The movie Nicolas Cage called the “ultimate film for an adolescent to see”
As one of Hollywood’s most celebrated eccentrics, it makes complete sense that Nicolas Cage would single out one of the most controversial movies ever made as a must-see experience for anyone trapped in the throes of adolescence.
Society was evidently in staunch disagreement, considering the film’s director actively pulled it from circulation to prevent new audiences from wrapping their eyes around it after the storyline was linked to several high-profile criminal cases, including more than one murder.
The narrative paints the reckless youth of its setting as unruly, bloodthirsty thugs and criminals who’d happily beat innocent bystanders to a pulp just to keep themselves occupied. Censors were up in arms, rating bodies were forced to intervene, and the headlines being generated were very rarely celebrating its artistic and cinematic merits.
Of course, for a person who once had his toes slathered in hot yoghurt to get him in the mood for a sex scene, was forced to return a dinosaur skull he paid hundreds of thousands of dollars for after discovering it was stolen, and embarked on a globetrotting quest to uncover the real Holy Grail, it makes perfect sense for Cage to plump for such a lightning rod of controversy as appointment viewing for the younger generation.

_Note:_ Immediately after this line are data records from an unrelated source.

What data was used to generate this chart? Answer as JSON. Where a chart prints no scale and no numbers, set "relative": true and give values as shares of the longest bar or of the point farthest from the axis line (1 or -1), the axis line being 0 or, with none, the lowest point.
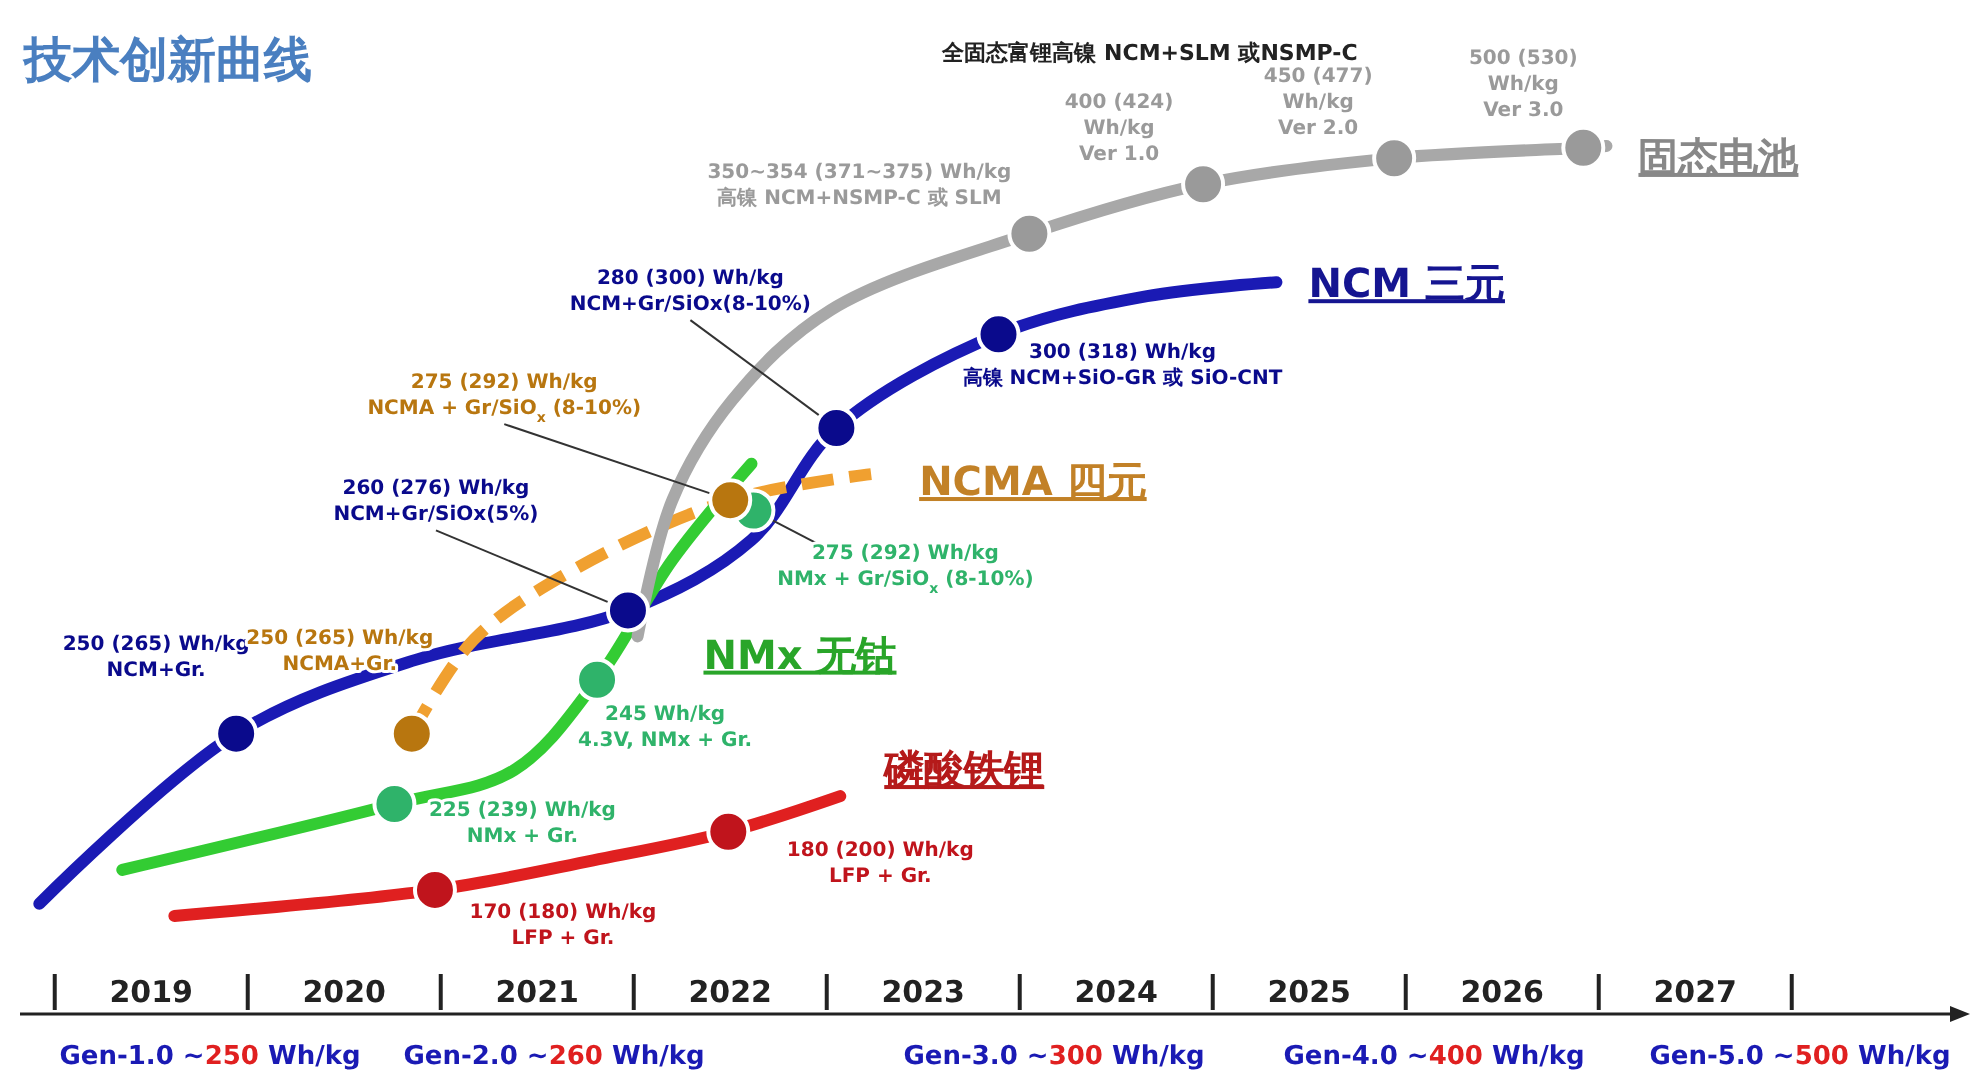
{
  "chart_data": {
    "type": "line",
    "title": "技术创新曲线",
    "relative": true,
    "legend": false,
    "grid": false,
    "xlim": [
      2018.82,
      2028.82
    ],
    "xticks": [
      {
        "value": 2019.5,
        "label": "2019"
      },
      {
        "value": 2020.5,
        "label": "2020"
      },
      {
        "value": 2021.5,
        "label": "2021"
      },
      {
        "value": 2022.5,
        "label": "2022"
      },
      {
        "value": 2023.5,
        "label": "2023"
      },
      {
        "value": 2024.5,
        "label": "2024"
      },
      {
        "value": 2025.5,
        "label": "2025"
      },
      {
        "value": 2026.5,
        "label": "2026"
      },
      {
        "value": 2027.5,
        "label": "2027"
      }
    ],
    "series": [
      {
        "name": "NCM 三元",
        "color": "#1a1ab4",
        "marker": "none",
        "line_style": "solid",
        "x": [
          2018.92,
          2019.94,
          2020.87,
          2021.97,
          2022.61,
          2023.05,
          2023.89,
          2024.66,
          2025.33
        ],
        "values": [
          0.127,
          0.323,
          0.408,
          0.465,
          0.546,
          0.675,
          0.783,
          0.827,
          0.843
        ]
      },
      {
        "name": "NCMA 四元",
        "color": "#f0a030",
        "marker": "none",
        "line_style": "dashed",
        "x": [
          2020.85,
          2021.17,
          2021.69,
          2022.5,
          2023.23
        ],
        "values": [
          0.323,
          0.431,
          0.512,
          0.592,
          0.622
        ]
      },
      {
        "name": "NMx 无钴",
        "color": "#33cc33",
        "marker": "none",
        "line_style": "solid",
        "x": [
          2019.35,
          2020.76,
          2021.38,
          2021.81,
          2022.2,
          2022.61
        ],
        "values": [
          0.166,
          0.242,
          0.281,
          0.385,
          0.523,
          0.634
        ]
      },
      {
        "name": "磷酸铁锂",
        "color": "#e02020",
        "marker": "none",
        "line_style": "solid",
        "x": [
          2019.62,
          2020.97,
          2021.79,
          2022.49,
          2023.07
        ],
        "values": [
          0.113,
          0.143,
          0.177,
          0.21,
          0.251
        ]
      },
      {
        "name": "固态电池",
        "color": "#a8a8a8",
        "marker": "none",
        "line_style": "solid",
        "x": [
          2022.02,
          2022.2,
          2022.51,
          2023.02,
          2024.05,
          2024.95,
          2025.94,
          2026.92,
          2027.04
        ],
        "values": [
          0.435,
          0.592,
          0.707,
          0.811,
          0.899,
          0.956,
          0.986,
          0.998,
          1.0
        ]
      },
      {
        "type": "scatter",
        "color": "#0a0a8c",
        "marker": "circle",
        "x": [
          2019.94,
          2021.97,
          2023.05,
          2023.89
        ],
        "values": [
          0.323,
          0.465,
          0.675,
          0.783
        ]
      },
      {
        "type": "scatter",
        "color": "#2fb36a",
        "marker": "circle",
        "x": [
          2020.76,
          2021.81,
          2022.62
        ],
        "values": [
          0.242,
          0.385,
          0.58
        ]
      },
      {
        "type": "scatter",
        "color": "#b8760f",
        "marker": "circle",
        "x": [
          2020.85,
          2022.5
        ],
        "values": [
          0.323,
          0.592
        ]
      },
      {
        "type": "scatter",
        "color": "#c0141c",
        "marker": "circle",
        "x": [
          2020.97,
          2022.49
        ],
        "values": [
          0.143,
          0.21
        ]
      },
      {
        "type": "scatter",
        "color": "#9a9a9a",
        "marker": "circle",
        "x": [
          2024.05,
          2024.95,
          2025.94,
          2026.92
        ],
        "values": [
          0.899,
          0.956,
          0.986,
          0.998
        ]
      }
    ],
    "annotations": [
      {
        "text": "250 (265) Wh/kg\nNCM+Gr.",
        "x": 2019.94,
        "y": 0.323
      },
      {
        "text": "250 (265) Wh/kg\nNCMA+Gr.",
        "x": 2020.85,
        "y": 0.323
      },
      {
        "text": "260 (276) Wh/kg\nNCM+Gr/SiOx(5%)",
        "x": 2021.97,
        "y": 0.465
      },
      {
        "text": "275 (292)  Wh/kg\nNCMA + Gr/SiO$_{x}$ (8-10%)",
        "x": 2022.5,
        "y": 0.592
      },
      {
        "text": "280 (300) Wh/kg\nNCM+Gr/SiOx(8-10%)",
        "x": 2023.05,
        "y": 0.675
      },
      {
        "text": "300 (318) Wh/kg\n高镍 NCM+SiO-GR 或 SiO-CNT",
        "x": 2023.89,
        "y": 0.783
      },
      {
        "text": "275 (292)  Wh/kg\nNMx + Gr/SiO$_{x}$ (8-10%)",
        "x": 2022.62,
        "y": 0.58
      },
      {
        "text": "245  Wh/kg\n4.3V, NMx + Gr.",
        "x": 2021.81,
        "y": 0.385
      },
      {
        "text": "225 (239) Wh/kg\nNMx + Gr.",
        "x": 2020.76,
        "y": 0.242
      },
      {
        "text": "170 (180) Wh/kg\nLFP + Gr.",
        "x": 2020.97,
        "y": 0.143
      },
      {
        "text": "180 (200) Wh/kg\nLFP + Gr.",
        "x": 2022.49,
        "y": 0.21
      },
      {
        "text": "350~354 (371~375) Wh/kg\n高镍 NCM+NSMP-C 或 SLM",
        "x": 2024.05,
        "y": 0.899
      },
      {
        "text": "400 (424)\nWh/kg\nVer 1.0",
        "x": 2024.95,
        "y": 0.956
      },
      {
        "text": "450 (477)\nWh/kg\nVer 2.0",
        "x": 2025.94,
        "y": 0.986
      },
      {
        "text": "500 (530)\nWh/kg\nVer 3.0",
        "x": 2026.92,
        "y": 0.998
      },
      "全固态富锂高镍 NCM+SLM 或NSMP-C",
      "Gen-1.0 ~250 Wh/kg",
      "Gen-2.0 ~260 Wh/kg",
      "Gen-3.0 ~300 Wh/kg",
      "Gen-4.0 ~400 Wh/kg",
      "Gen-5.0 ~500 Wh/kg"
    ]
  }
}
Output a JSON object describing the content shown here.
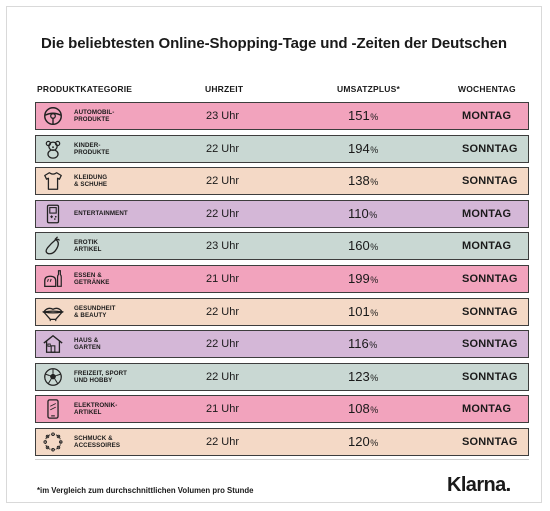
{
  "chart_data": {
    "type": "table",
    "title": "Die beliebtesten Online-Shopping-Tage und -Zeiten der Deutschen",
    "columns": [
      "PRODUKTKATEGORIE",
      "UHRZEIT",
      "UMSATZPLUS*",
      "WOCHENTAG"
    ],
    "rows": [
      {
        "category": "AUTOMOBIL-\nPRODUKTE",
        "time": "23 Uhr",
        "plus": "151",
        "day": "MONTAG",
        "color": "#f2a3bd",
        "icon": "steering-wheel-icon"
      },
      {
        "category": "KINDER-\nPRODUKTE",
        "time": "22 Uhr",
        "plus": "194",
        "day": "SONNTAG",
        "color": "#c9d8d3",
        "icon": "teddy-bear-icon"
      },
      {
        "category": "KLEIDUNG\n& SCHUHE",
        "time": "22 Uhr",
        "plus": "138",
        "day": "SONNTAG",
        "color": "#f4d9c6",
        "icon": "tshirt-icon"
      },
      {
        "category": "ENTERTAINMENT",
        "time": "22 Uhr",
        "plus": "110",
        "day": "MONTAG",
        "color": "#d4b7d7",
        "icon": "game-console-icon"
      },
      {
        "category": "EROTIK\nARTIKEL",
        "time": "23 Uhr",
        "plus": "160",
        "day": "MONTAG",
        "color": "#c9d8d3",
        "icon": "eggplant-icon"
      },
      {
        "category": "ESSEN &\nGETRÄNKE",
        "time": "21 Uhr",
        "plus": "199",
        "day": "SONNTAG",
        "color": "#f2a3bd",
        "icon": "bread-bottle-icon"
      },
      {
        "category": "GESUNDHEIT\n& BEAUTY",
        "time": "22 Uhr",
        "plus": "101",
        "day": "SONNTAG",
        "color": "#f4d9c6",
        "icon": "lips-icon"
      },
      {
        "category": "HAUS &\nGARTEN",
        "time": "22 Uhr",
        "plus": "116",
        "day": "SONNTAG",
        "color": "#d4b7d7",
        "icon": "house-icon"
      },
      {
        "category": "FREIZEIT, SPORT\nUND HOBBY",
        "time": "22 Uhr",
        "plus": "123",
        "day": "SONNTAG",
        "color": "#c9d8d3",
        "icon": "soccer-ball-icon"
      },
      {
        "category": "ELEKTRONIK-\nARTIKEL",
        "time": "21 Uhr",
        "plus": "108",
        "day": "MONTAG",
        "color": "#f2a3bd",
        "icon": "smartphone-icon"
      },
      {
        "category": "SCHMUCK &\nACCESSOIRES",
        "time": "22 Uhr",
        "plus": "120",
        "day": "SONNTAG",
        "color": "#f4d9c6",
        "icon": "necklace-icon"
      }
    ],
    "percent_sign": "%",
    "footnote": "*im Vergleich zum durchschnittlichen Volumen pro Stunde"
  },
  "brand": {
    "logo_text": "Klarna."
  }
}
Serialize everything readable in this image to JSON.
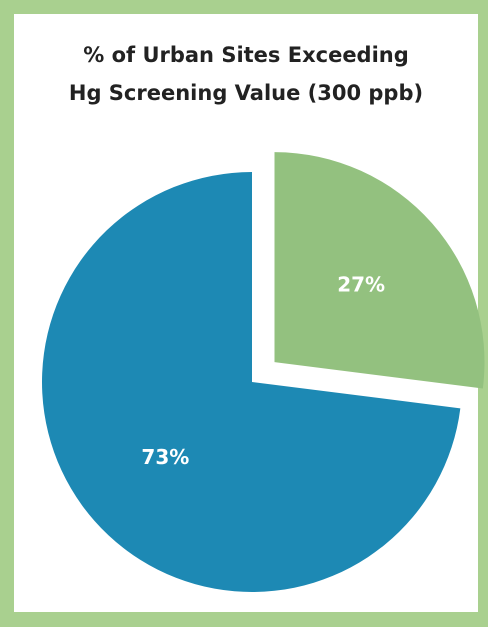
{
  "chart_data": {
    "type": "pie",
    "title": [
      "% of Urban Sites Exceeding",
      "Hg Screening Value (300 ppb)"
    ],
    "categories": [
      null,
      null
    ],
    "values": [
      27,
      73
    ],
    "value_labels": [
      "27%",
      "73%"
    ],
    "colors": [
      "#93c17f",
      "#1d89b4"
    ],
    "explode": [
      true,
      false
    ]
  }
}
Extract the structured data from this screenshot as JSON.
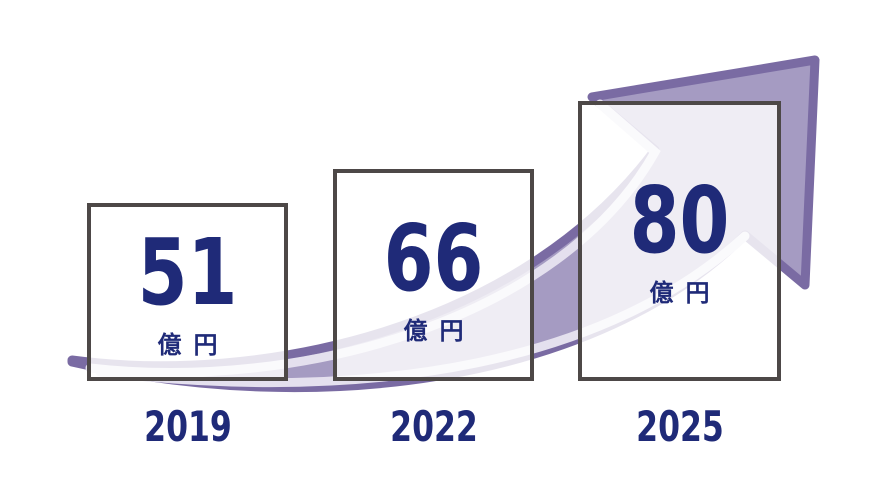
{
  "chart_data": {
    "type": "bar",
    "categories": [
      "2019",
      "2022",
      "2025"
    ],
    "values": [
      51,
      66,
      80
    ],
    "unit": "億円",
    "title": "",
    "xlabel": "",
    "ylabel": ""
  },
  "colors": {
    "arrow_fill": "#a59bc2",
    "arrow_stroke": "#7a6ba3",
    "highlight": "#e4e0ee",
    "text": "#1f2a78",
    "box_border": "#4d4847"
  }
}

“A Clockwork Orange, of course, was like the ultimate film for an adolescent to see,” the Academy Award-winning actor told Rotten Tomatoes. Cage had only just turned eight years old when Kubrick’s dystopian fable was released in the United States in February 1972, and based on what happened in the United Kingdom, he was hardly the target demographic.
Still, he became so enamoured by Malcolm McDowell’s performance as Alex DeLarge that he decided to do some copycatting of his own, albeit to a lesser extent. “It had such an impact on me that I would glue an eyelash on my eye and then go to school with one eyelash,” Cage explained. “My father really lost his patience with that one. He said, ‘You gotta take that eyelash off. You’re not going to school like that.'”
The mental imagery conjured by esteemed academic and literature professor August Coppola telling his young son that he couldn’t further his own studies while emulating the dress sense of A Clockwork Orange‘s main character is quite something, although it probably wasn’t out of the ordinary in a household where creativity was actively encouraged.
Suffice to say, eight-year-olds were not the target audience Kubrick had in mind when A Clockwork Orange was sent out into an unsuspecting world to immediately become a lightning rod for controversy, but it still makes a huge amount of sense given his own idiosyncrasies that one of the impressionable youngsters who fell under its spell grew up to be Nic Cage.